Customer-Centric Culture Implementation

The Customer-Centric Culture Model    

Dream, Believe, Dare, Do -- Customer-Centric Culture

FACTORS TO CONSIDER BEFORE EMBARKING UPON A JOURNEY TO PRODUCE A CUSTOMER-CENTRIC CULTURE

Readiness of the organization.  The organization must be ready and capable of accepting a new set of values.  If there is upheaval in the organization due to mergers or acquisitions, major product changes, significant stock devaluations or pending bankruptcy, or other serious issues, the time may not be right to begin a cultural transformation.

Steering Team. Leadership from all areas of the organization will be represented on the Steering Team.  They will be responsible for reinforcing the new values and implementation efforts at every opportunity.

Customer-centric culture champion. One staff member will be the go-to person who is in charge of managing the various phases and details of the implementation effort. This can be an employee at any level of the organization and someone who exhibits great facilitation and organizational skills.

Training.  Top leaders must commit to immersing each and every employee in a multi-day customer-centric culture experience.

Resources. The funding and employee time commitment needed for the implementation effort must be available.

Communication.  A formal communication plan must be drafted to reinforce the customer-centric culture implementation.

Once these six requirements are in place, an implementation for establishing a customer-centric culture can begin.


PLANNING – LEADERSHIP WEEK

The first step of the journey in the Implementation is called Leadership Week.  Leaders from all levels of the organization will be immersed in Creating a Customer-Centric Culture: The Disney Way and will use the Customer-Centric Culture Model to develop their own unique culture.

The Model depicts the organization’s principles of Dream (including a Vision, Mission, or Story) and Believe (Values and Codes of Conduct).
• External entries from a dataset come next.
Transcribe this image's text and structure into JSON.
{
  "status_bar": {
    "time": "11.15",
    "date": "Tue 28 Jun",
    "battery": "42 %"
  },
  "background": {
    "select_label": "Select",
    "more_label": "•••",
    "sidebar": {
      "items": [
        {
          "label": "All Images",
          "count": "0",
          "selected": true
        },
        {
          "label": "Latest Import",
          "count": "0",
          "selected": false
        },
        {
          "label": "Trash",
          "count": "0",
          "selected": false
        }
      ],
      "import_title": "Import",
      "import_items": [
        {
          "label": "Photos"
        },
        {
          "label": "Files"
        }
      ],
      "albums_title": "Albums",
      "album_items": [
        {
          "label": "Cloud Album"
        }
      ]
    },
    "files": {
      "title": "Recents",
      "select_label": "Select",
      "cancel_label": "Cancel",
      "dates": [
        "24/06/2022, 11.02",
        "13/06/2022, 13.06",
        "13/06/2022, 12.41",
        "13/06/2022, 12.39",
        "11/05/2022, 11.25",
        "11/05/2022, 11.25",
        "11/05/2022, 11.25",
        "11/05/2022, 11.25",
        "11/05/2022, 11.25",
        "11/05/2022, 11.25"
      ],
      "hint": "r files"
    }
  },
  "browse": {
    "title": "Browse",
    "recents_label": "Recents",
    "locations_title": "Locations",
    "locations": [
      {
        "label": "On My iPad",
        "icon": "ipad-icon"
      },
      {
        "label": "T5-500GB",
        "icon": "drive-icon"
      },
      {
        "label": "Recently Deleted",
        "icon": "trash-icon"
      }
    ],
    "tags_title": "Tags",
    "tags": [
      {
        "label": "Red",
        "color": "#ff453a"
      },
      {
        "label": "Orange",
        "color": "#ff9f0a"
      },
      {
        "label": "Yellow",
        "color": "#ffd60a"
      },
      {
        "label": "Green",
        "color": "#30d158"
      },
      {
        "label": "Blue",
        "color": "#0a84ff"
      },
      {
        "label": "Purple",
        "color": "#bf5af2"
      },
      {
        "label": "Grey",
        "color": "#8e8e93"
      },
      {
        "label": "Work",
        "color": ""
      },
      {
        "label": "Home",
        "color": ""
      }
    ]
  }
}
These are the Inputs or drivers to produce the culture.  The Dare principle represents the “leap of faith” required for employees to embrace the organization’s Story and Values.  The Do principle brings the Dream to reality.  The Outputs of “Show”, “Reviews”, “Cast” are as explained as follows: each and every department/team of an organization will produce their own unique “Show”; a “Review” process is established to track and measure results, and lastly, “Cast” represents the hiring process, orientation, coaching and feedback and development planning.

In the “Dream” section of The Disney Way 3rd edition, we described the power of an organization’s story.   Leaders must be able to communicate a compelling story that can both explain the need for a culture change and motivate employees to adopt new values and behaviors.  After Leadership Week concludes, employees will participate in a multi-day Disney Way “experience” during which they will be learning, and be invited to embrace a new set of values and codes of conduct.  Through a series of highly engaging exercises, discussions and presentations, they begin to realize that some of their old values will no longer be applicable in the new culture.  They will participate in storyboarding to identify key issues and ideas for improvement that will be further evaluated by a cross-functional customer service team.

Becoming customer-centric is not an activity to be “checked off” during an annual strategic planning session.  Top management must drive an organization-wide customer-centric initiative, while also inspiring their frontline leaders to take ownership in its development and results.